Diversi promoter hanno difficoltà a bookare Cesaro dopo l'uscita dalla WWE



by ROBERTO TRENTA

Diversi promoter hanno difficoltà a bookare Cesaro dopo l'uscita dalla WWE

Negli ultimi anni parecchie Superstar della WWE hanno deciso di abbandonare la compagnia dei McMahon, tra chi ha chiesto la rescissione consensuale del proprio accordo e chi invece ha atteso che tale contratto scadesse, per poi non andare a rinnovarlo.

Tra i tantissimi nomi che hanno optato per questa scelta, troviamo infatti personaggi del calibro di: Dean Ambrose, Daniel Bryan, Andrade, Adam Cole, Kyle O'Reilly, il compianto Luke Harper e molti altri ex WWE, che in seguito sono andati a lavorare tutti quanti o quasi sui ring della All Elite Wrestling con la famiglia Khan.
Ovviamente, numerosissime altre Superstar sono state invece licenziate o comunque la WWE ha fatto in modo che andassro via, come ad esempio Cesaro, l'ex US Champion dei McMahon, il quale avrebbe ricevuto un'offerta veramente irrisoria e quasi da insulto, per un atleta del suo calibro, per andare a rinnovare con la compagnia di Stamford, che lui ha ovviamente rifiutato.

Nessuno riesce a bookare Cesaro per qualche match nelle indipendenti

A quanto pare, dopo aver cambiato nome in CSRO, per via delle beghe legali sui nomi di proprietà della WWE, Cesaro sembra non aver ancora trovato nessun posto ideale dove tornare a lottare, visto che diversi promoters lo hanno contattato per qualche apparizione qua e là nel mondo, ma nessuno sarebbe riuscito a trovare l'accordo giusto con lo Svizzero ex WWE.

Secondo quanto rportato dal noto Fightful Select, infatti:

"Parecchi promoters che hanno parlato con noi, ci hanno detto che il prezzo per portarsi a casa Cesaro era veramente troppo alto e che nessuno è stato in grado di accontentarlo con un'offerta differente, con tali richieste che sono sempre state rigettate.

Cesaro è stato contattato anche da un agente che fa da manager a diversi suoi colleghi.

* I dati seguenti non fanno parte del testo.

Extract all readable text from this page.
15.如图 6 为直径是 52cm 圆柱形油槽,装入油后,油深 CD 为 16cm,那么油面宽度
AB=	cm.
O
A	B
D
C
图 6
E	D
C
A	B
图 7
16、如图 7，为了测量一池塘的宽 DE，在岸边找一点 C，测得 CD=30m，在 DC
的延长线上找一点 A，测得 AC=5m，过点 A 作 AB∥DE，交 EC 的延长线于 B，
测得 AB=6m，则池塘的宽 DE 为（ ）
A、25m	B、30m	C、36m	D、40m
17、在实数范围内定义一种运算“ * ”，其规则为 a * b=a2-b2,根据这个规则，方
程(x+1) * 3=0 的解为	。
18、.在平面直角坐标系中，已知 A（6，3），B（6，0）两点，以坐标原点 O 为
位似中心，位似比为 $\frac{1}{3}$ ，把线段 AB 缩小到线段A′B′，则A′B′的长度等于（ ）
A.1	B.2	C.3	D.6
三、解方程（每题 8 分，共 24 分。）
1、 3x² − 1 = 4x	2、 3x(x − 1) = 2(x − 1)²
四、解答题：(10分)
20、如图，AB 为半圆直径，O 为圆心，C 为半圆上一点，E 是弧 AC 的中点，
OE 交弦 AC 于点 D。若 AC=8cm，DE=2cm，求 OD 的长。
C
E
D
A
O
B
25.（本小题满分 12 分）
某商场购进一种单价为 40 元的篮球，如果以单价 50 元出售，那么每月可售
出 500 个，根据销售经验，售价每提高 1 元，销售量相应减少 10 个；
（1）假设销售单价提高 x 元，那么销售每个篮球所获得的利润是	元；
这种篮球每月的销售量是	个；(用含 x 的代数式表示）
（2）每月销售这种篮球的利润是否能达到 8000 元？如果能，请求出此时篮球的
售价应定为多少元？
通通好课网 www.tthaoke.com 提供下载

Comunque sia, ci è stato detto che diversi wrestler utilizzano intenzionalmente dei prezzi di booking altissimi perché sono più contenti se rimangono a casa, fino a che non trovano il giusto accordo o la giusta offerta, dopo essere stati molto tempo on the road. Al momento, non siamo però in grado di dirvi se anche questo è uno di quei casi".